Elderly or infirm parents, cohabiting partners, and close family may be helped to stay here as a partner or close family member to a non-immigrant who would not otherwise be entitled to stay. This recent Immigration Memo would allow members of a nuclear family to stay here as long as the principal non-immigrant is allowed to stay. If a nuclear family member comes to the U.S., he/she should tell the Immigration Officer on arrival that a stay with the principal non-immigrant should be granted for the duration of the principal alien’s authorized stay.
Some cohabiting partners have assumed that this memo applies to them if they are married to a U.S. citizen or permanent resident. Until a definitive Federal enactment is passed for married same-sex partners of U.S. citizens and permanent residents, the government has indicated it will allow them to stay. This new Memo of the USCIS does not apply, however, to these same-sex partners.
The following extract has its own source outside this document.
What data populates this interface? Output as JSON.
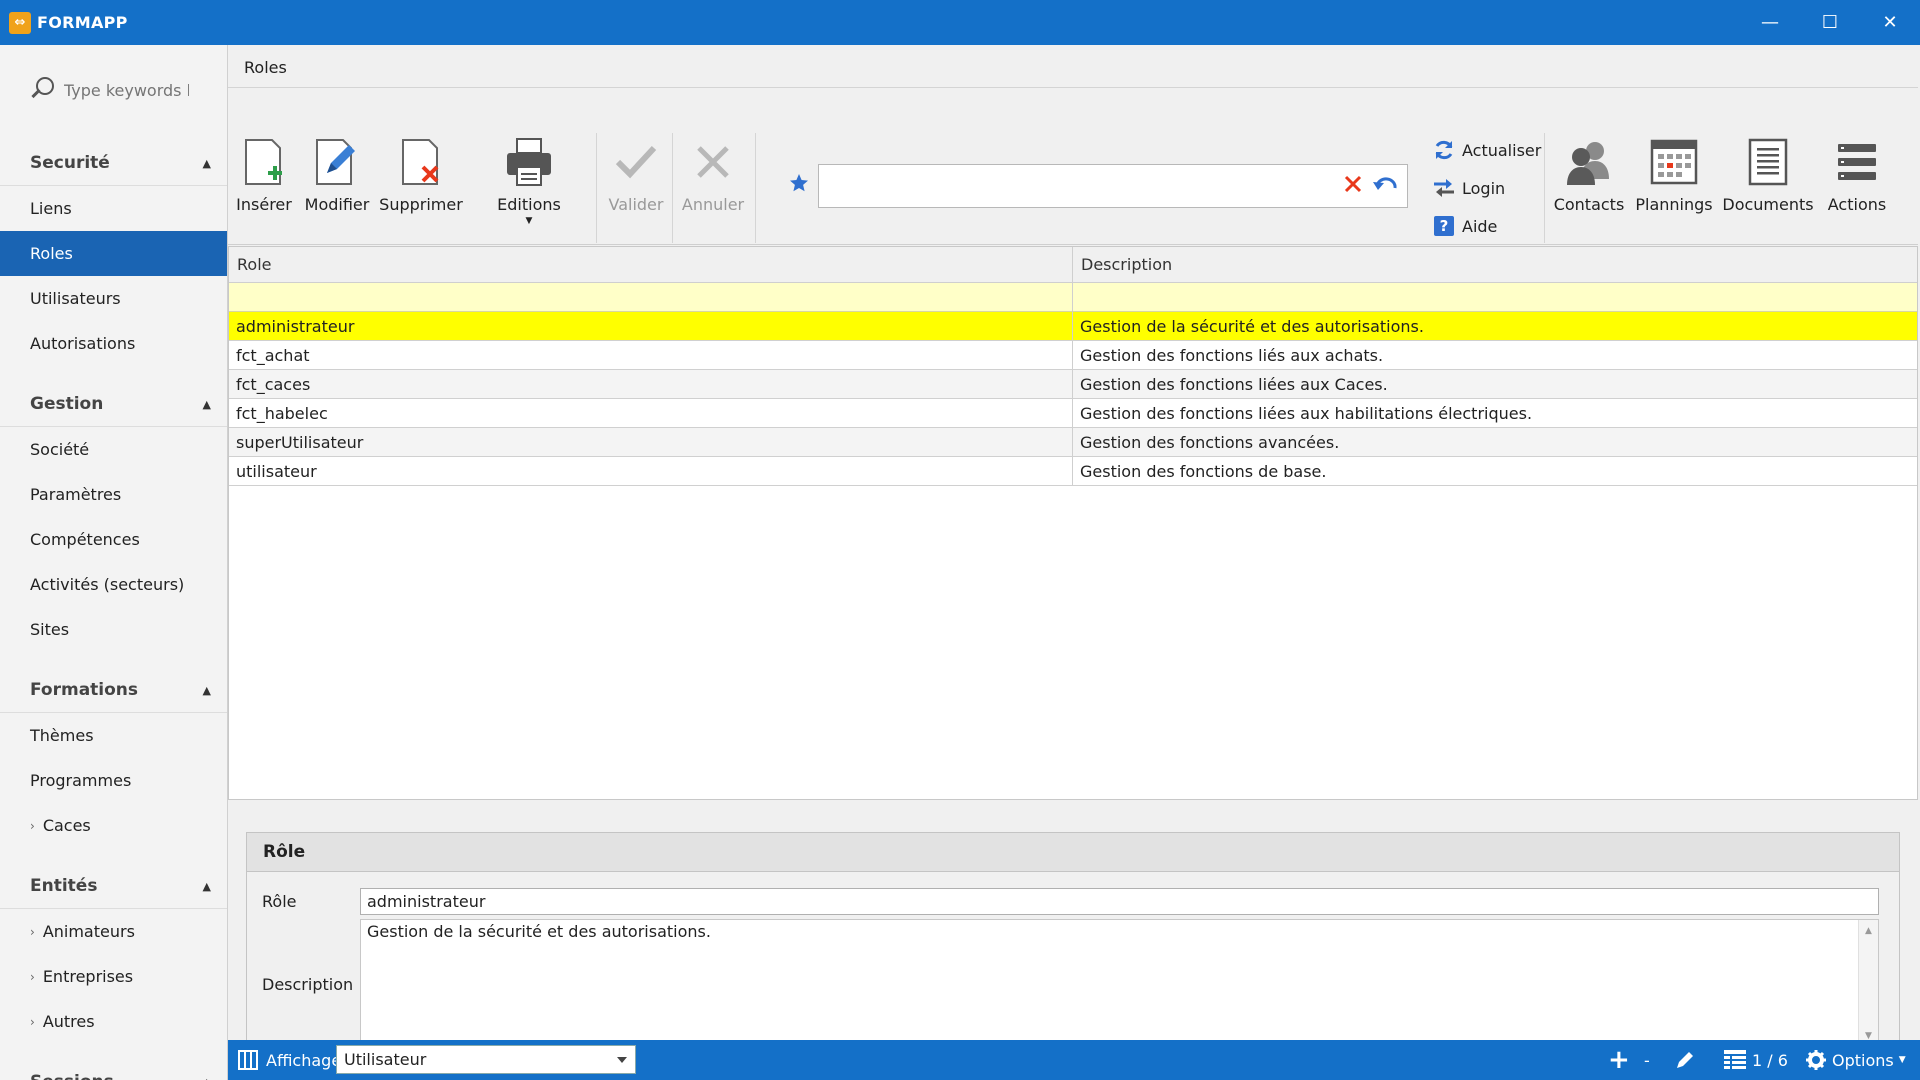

It is only for the sex partners of non-immigrants who have H-1, L-1,
E-1, E-2, 0-1 & P-1 status allow ineligible family members or same-sex partners to come or to remain in the U.S. for a finite period of time, namely, the duration of stay of the principal non-immigrant.
As an example of the application of this Memo, we have a client family of non-immigrant L-1 status holders who have a son who is now over 21 and would lose his status because he otherwise would be ineligible because he is over age. The son’s status would be allowed now for the duration of the parent’s stay under B-2 status because he is a household member who has become ineligible for derivative status, but since he regularly resides in the same dwelling as his parents, he may stay under B-2 status. The son now may receive and keep extending while his family is in L status.
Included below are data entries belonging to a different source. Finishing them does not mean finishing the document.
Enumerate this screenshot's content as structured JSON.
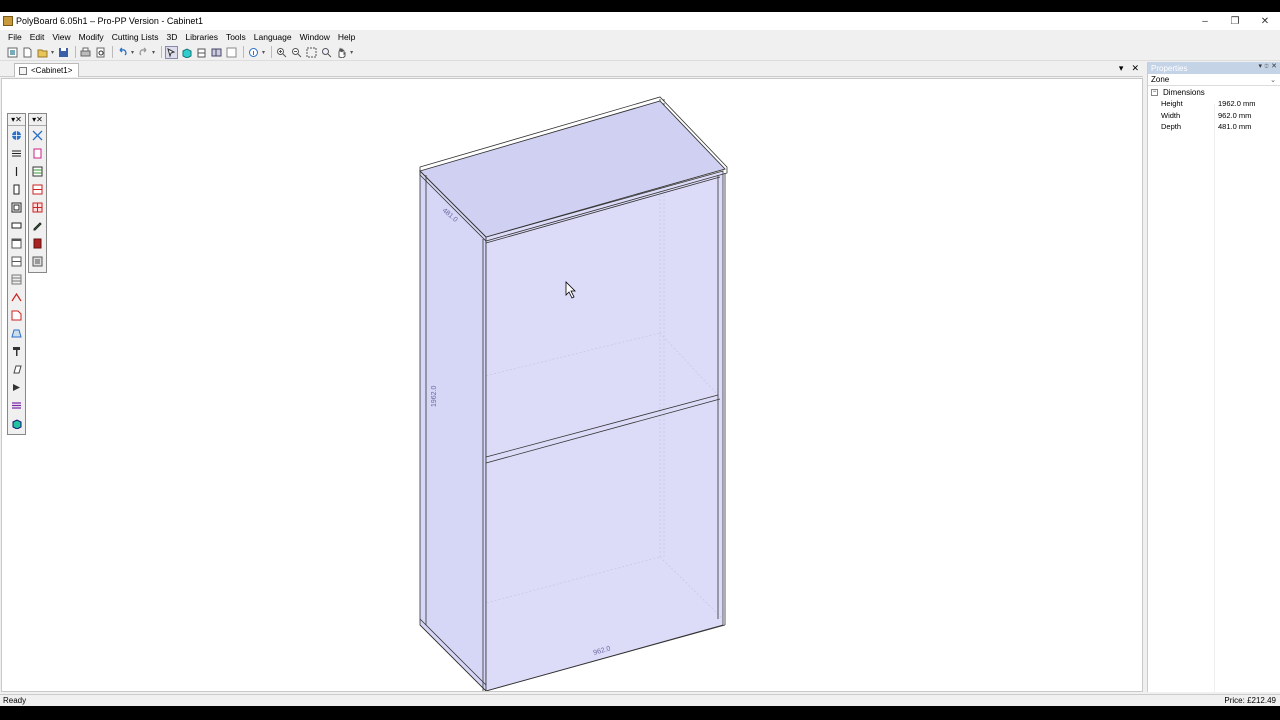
{
  "window": {
    "title": "PolyBoard 6.05h1 – Pro-PP Version - Cabinet1",
    "minimize": "–",
    "restore": "❐",
    "close": "✕"
  },
  "menu": [
    "File",
    "Edit",
    "View",
    "Modify",
    "Cutting Lists",
    "3D",
    "Libraries",
    "Tools",
    "Language",
    "Window",
    "Help"
  ],
  "document_tab": {
    "label": "<Cabinet1>",
    "dropdown": "▾",
    "close": "✕"
  },
  "palettes": {
    "left_header": "▾✕",
    "right_header": "▾✕"
  },
  "canvas": {
    "depth_label": "481.0",
    "height_label": "1962.0",
    "width_label": "962.0"
  },
  "properties": {
    "title": "Properties",
    "title_controls": "▾ ⯐ ✕",
    "zone_selector": "Zone",
    "group": "Dimensions",
    "rows": [
      {
        "name": "Height",
        "value": "1962.0 mm"
      },
      {
        "name": "Width",
        "value": "962.0 mm"
      },
      {
        "name": "Depth",
        "value": "481.0 mm"
      }
    ]
  },
  "status": {
    "left": "Ready",
    "right": "Price: £212.49"
  },
  "colors": {
    "panel_fill": "#d8d8f8",
    "accent_blue": "#2a70c8",
    "accent_red": "#cc2222"
  }
}
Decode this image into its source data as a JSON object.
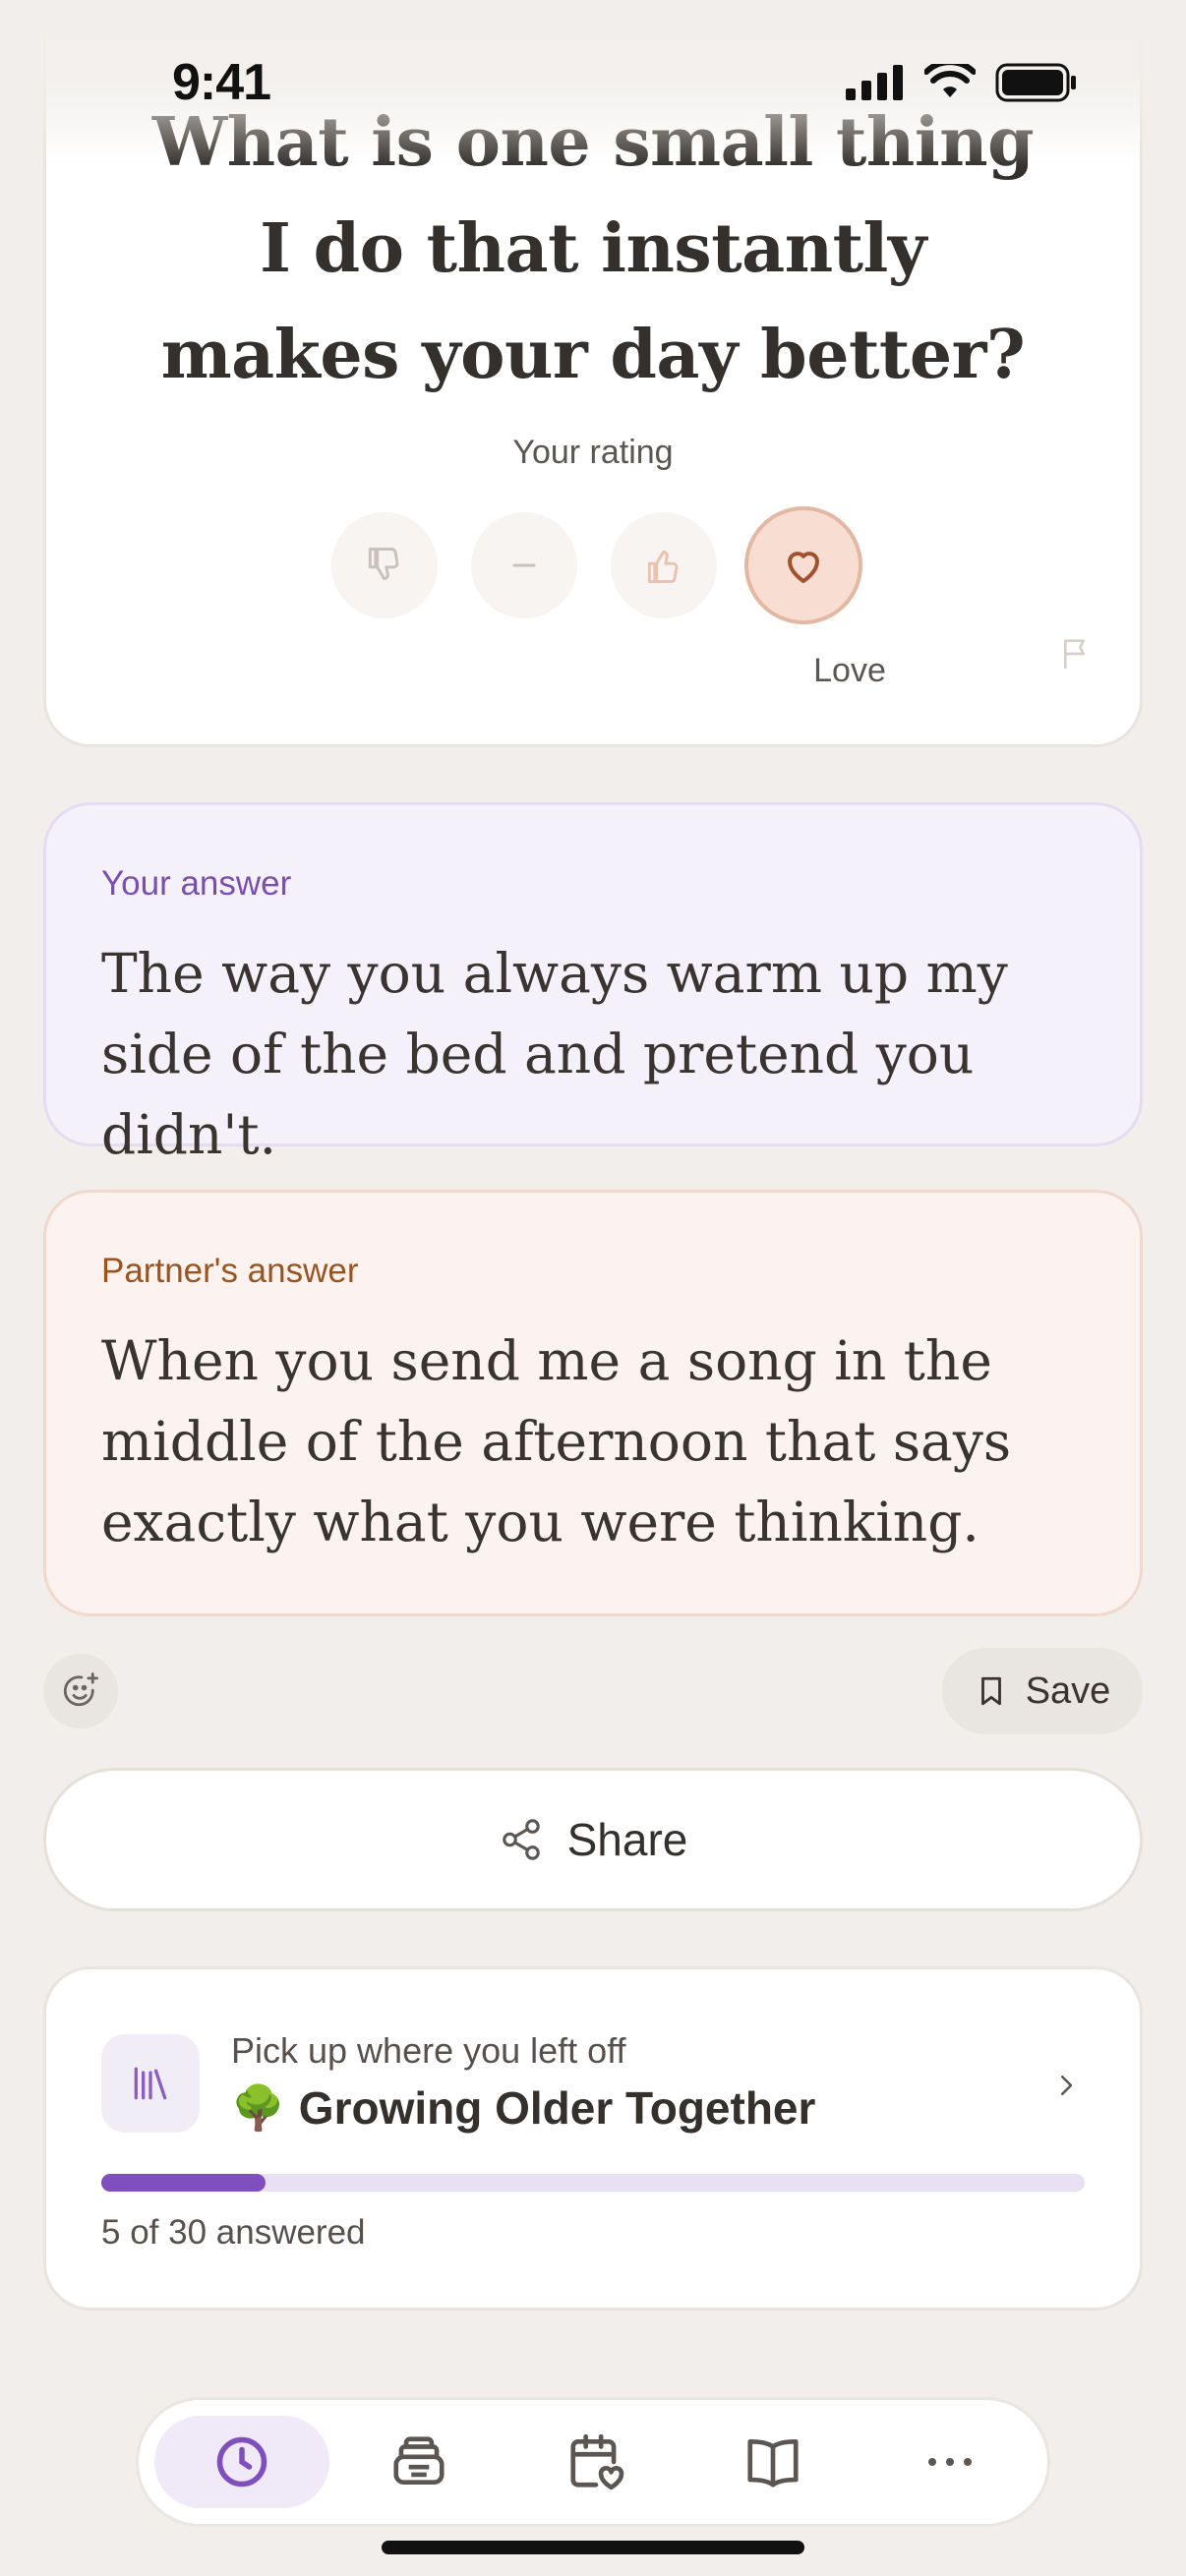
{
  "status_bar": {
    "time": "9:41"
  },
  "question": {
    "text": "What is one small thing I do that instantly makes your day better?",
    "rating_label": "Your rating",
    "selected_rating_label": "Love"
  },
  "your_answer": {
    "label": "Your answer",
    "text": "The way you always warm up my side of the bed and pretend you didn't."
  },
  "partner_answer": {
    "label": "Partner's answer",
    "text": "When you send me a song in the middle of the afternoon that says exactly what you were thinking."
  },
  "actions": {
    "save_label": "Save",
    "share_label": "Share"
  },
  "resume": {
    "subtitle": "Pick up where you left off",
    "emoji": "🌳",
    "title": "Growing Older Together",
    "progress_text": "5 of 30 answered",
    "answered": 5,
    "total": 30
  },
  "tab_bar": {
    "tabs": [
      {
        "icon": "clock-icon",
        "active": true
      },
      {
        "icon": "inbox-stack-icon",
        "active": false
      },
      {
        "icon": "calendar-heart-icon",
        "active": false
      },
      {
        "icon": "book-open-icon",
        "active": false
      },
      {
        "icon": "more-icon",
        "active": false
      }
    ]
  },
  "colors": {
    "accent_purple": "#7f4fbe",
    "love_accent": "#a0522d",
    "background": "#f1eeeb"
  }
}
Although the B-2 status is considered temporary, the principal aliens in L-1 status may extend this visa for up to 6 or even 7 years. The son even though over 21 could extend his status for the same period to match the extended period of his parents.
A question arises for a cohabiting partner whose principal alien applies and receives permanent residence. Can the partner continue to remain here after the principal alien has received permanent residence? It would seem not, although the Administration has indicated in bulletins that if the partners have married according to the laws of a State that allows same-sex marriages, it would not enforce any measures to separate the same-sex married couple by allowing these same alien sex partners to remain here.